When the focus stays on Pusha, the album is wildly successful. By contrast, the guest spots that mark the middle third of the album are full of missteps. It’s telling that these tracks are the only ones that don’t include production from Kanye. For an album tasked with building a distinctive identity for Pusha, most of the features do little more than distract from his trademark rawness. Kelly Rowland’s guest spot on “Let Me Love You” is particularly incomprehensible. If Pusha is going to put out an album that makes a statement, it has to be unified. The questionable features on the album create thematic divisions which distract from Pusha’s strengths, rather than enhancing them.

That’s not to say all the features on the album are out of place. Kendrick Lamar’s verse on “Nosetalgia” is a natural extension of the themes of My Name is My Name, and introduces a lyrical juxtaposition that is a great example of how a feature should work. Kendrick’s harrowing tale of his father’s descent into crack addiction juxtaposes Pusha’s experience dealing massive amounts of cocaine from a very young age. The verses combine to hint at the regrets that Pusha holds about his former life, a theme the rapper introduces earlier in the album with “Numbers on the Boards,” rapping, “Ballers, I put numbers on the boards / Hard to get a handle on this double-edged sword.”

From time to time, My Name is My Name even shows flashes of true brilliance. When Kanye or Pharrell Williams are in the producer’s chair, they’re able to provide Pusha with the guidance he requires in order to succeed. When the production is handled by the host of other producers that work on the middle of the album, the result illustrates how much of a difference having a great producer can make—and not in a good way.

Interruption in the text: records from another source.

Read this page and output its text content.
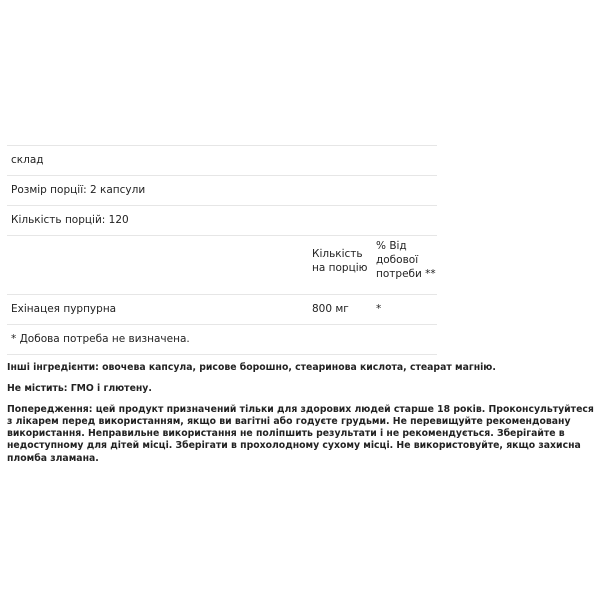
склад
Розмір порції: 2 капсули
Кількість порцій: 120
Кількість на порцію
% Від добової потреби **
Ехінацея пурпурна	800 мг	*
* Добова потреба не визначена.

Інші інгредієнти: овочева капсула, рисове борошно, стеаринова кислота, стеарат магнію.

Не містить: ГМО і глютену.

Попередження: цей продукт призначений тільки для здорових людей старше 18 років. Проконсультуйтеся з лікарем перед використанням, якщо ви вагітні або годуєте грудьми. Не перевищуйте рекомендовану використання. Неправильне використання не поліпшить результати і не рекомендується. Зберігайте в недоступному для дітей місці. Зберігати в прохолодному сухому місці. Не використовуйте, якщо захисна пломба зламана.
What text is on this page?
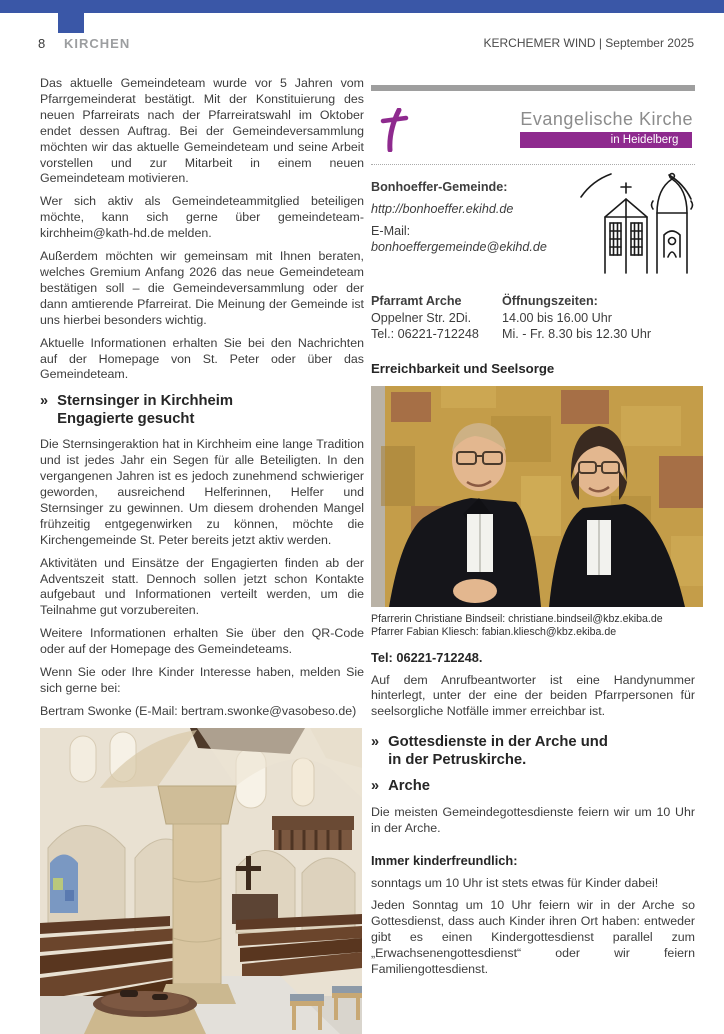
8 KIRCHEN	KERCHEMER WIND | September 2025

Das aktuelle Gemeindeteam wurde vor 5 Jahren vom Pfarrgemeinderat bestätigt. Mit der Konstituierung des neuen Pfarreirats nach der Pfarreiratswahl im Oktober endet dessen Auftrag. Bei der Gemeindeversammlung möchten wir das aktuelle Gemeindeteam und seine Arbeit vorstellen und zur Mitarbeit in einem neuen Gemeindeteam motivieren.

Wer sich aktiv als Gemeindeteammitglied beteiligen möchte, kann sich gerne über gemeindeteam-kirchheim@kath-hd.de melden.

Außerdem möchten wir gemeinsam mit Ihnen beraten, welches Gremium Anfang 2026 das neue Gemeindeteam bestätigen soll – die Gemeindeversammlung oder der dann amtierende Pfarreirat. Die Meinung der Gemeinde ist uns hierbei besonders wichtig.

Aktuelle Informationen erhalten Sie bei den Nachrichten auf der Homepage von St. Peter oder über das Gemeindeteam.

» Sternsinger in Kirchheim
Engagierte gesucht

Die Sternsingeraktion hat in Kirchheim eine lange Tradition und ist jedes Jahr ein Segen für alle Beteiligten. In den vergangenen Jahren ist es jedoch zunehmend schwieriger geworden, ausreichend Helferinnen, Helfer und Sternsinger zu gewinnen. Um diesem drohenden Mangel frühzeitig entgegenwirken zu können, möchte die Kirchengemeinde St. Peter bereits jetzt aktiv werden.

Aktivitäten und Einsätze der Engagierten finden ab der Adventszeit statt. Dennoch sollen jetzt schon Kontakte aufgebaut und Informationen verteilt werden, um die Teilnahme gut vorzubereiten.

Weitere Informationen erhalten Sie über den QR-Code oder auf der Homepage des Gemeindeteams.

Wenn Sie oder Ihre Kinder Interesse haben, melden Sie sich gerne bei:

Bertram Swonke (E-Mail: bertram.swonke@vasobeso.de)

Evangelische Kirche
in Heidelberg
Bonhoeffer-Gemeinde:
http://bonhoeffer.ekihd.de
E-Mail: bonhoeffergemeinde@ekihd.de
Pfarramt Arche
Oppelner Str. 2Di.
Tel.: 06221-712248
Öffnungszeiten:
14.00 bis 16.00 Uhr
Mi. - Fr. 8.30 bis 12.30 Uhr
Erreichbarkeit und Seelsorge
Pfarrerin Christiane Bindseil: christiane.bindseil@kbz.ekiba.de
Pfarrer Fabian Kliesch: fabian.kliesch@kbz.ekiba.de
Tel: 06221-712248.

Auf dem Anrufbeantworter ist eine Handynummer hinterlegt, unter der eine der beiden Pfarrpersonen für seelsorgliche Notfälle immer erreichbar ist.

» Gottesdienste in der Arche und
in der Petruskirche.
» Arche

Die meisten Gemeindegottesdienste feiern wir um 10 Uhr in der Arche.

Immer kinderfreundlich:

sonntags um 10 Uhr ist stets etwas für Kinder dabei!

Jeden Sonntag um 10 Uhr feiern wir in der Arche so Gottesdienst, dass auch Kinder ihren Ort haben: entweder gibt es einen Kindergottesdienst parallel zum „Erwachsenengottesdienst“ oder wir feiern Familiengottesdienst.
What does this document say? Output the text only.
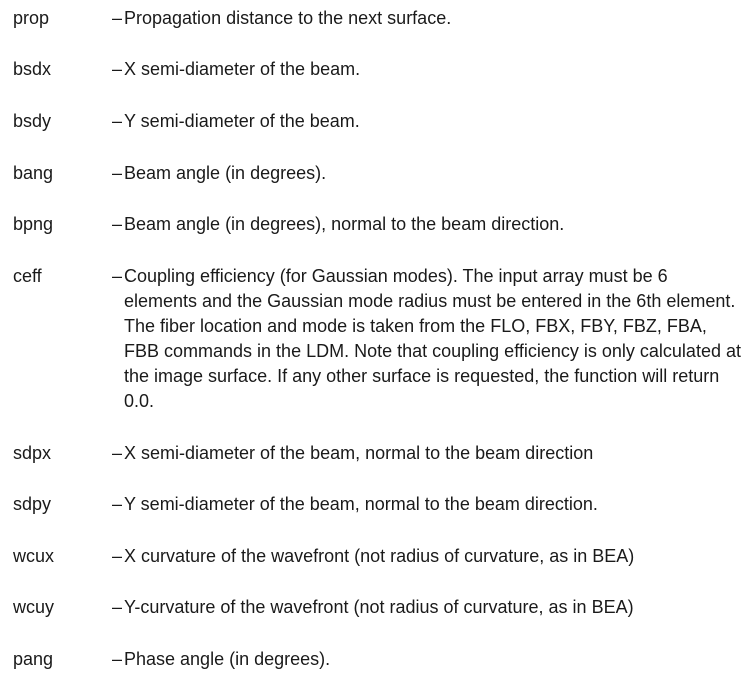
prop	– Propagation distance to the next surface.
bsdx	– X semi-diameter of the beam.
bsdy	– Y semi-diameter of the beam.
bang	– Beam angle (in degrees).
bpng	– Beam angle (in degrees), normal to the beam direction.
ceff	– Coupling efficiency (for Gaussian modes). The input array must be 6 elements and the Gaussian mode radius must be entered in the 6th element. The fiber location and mode is taken from the FLO, FBX, FBY, FBZ, FBA, FBB commands in the LDM. Note that coupling efficiency is only calculated at the image surface. If any other surface is requested, the function will return 0.0.
sdpx	– X semi-diameter of the beam, normal to the beam direction
sdpy	– Y semi-diameter of the beam, normal to the beam direction.
wcux	– X curvature of the wavefront (not radius of curvature, as in BEA)
wcuy	– Y-curvature of the wavefront (not radius of curvature, as in BEA)
pang	– Phase angle (in degrees).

Tracks like “Numbers on the Board” and “King Push” make me wish for a true Pusha T solo album, one that hands out features with more diligence. The successes on My Name is My Name are bigger ones than Pusha has achieved in years, but they make the mistakes all the more frustrating. If Pusha’s departure from Clipse is to signify him reaching his full potential, it will need to be with like-minded artists who are able to expand upon his vision rather than simply exist beside it.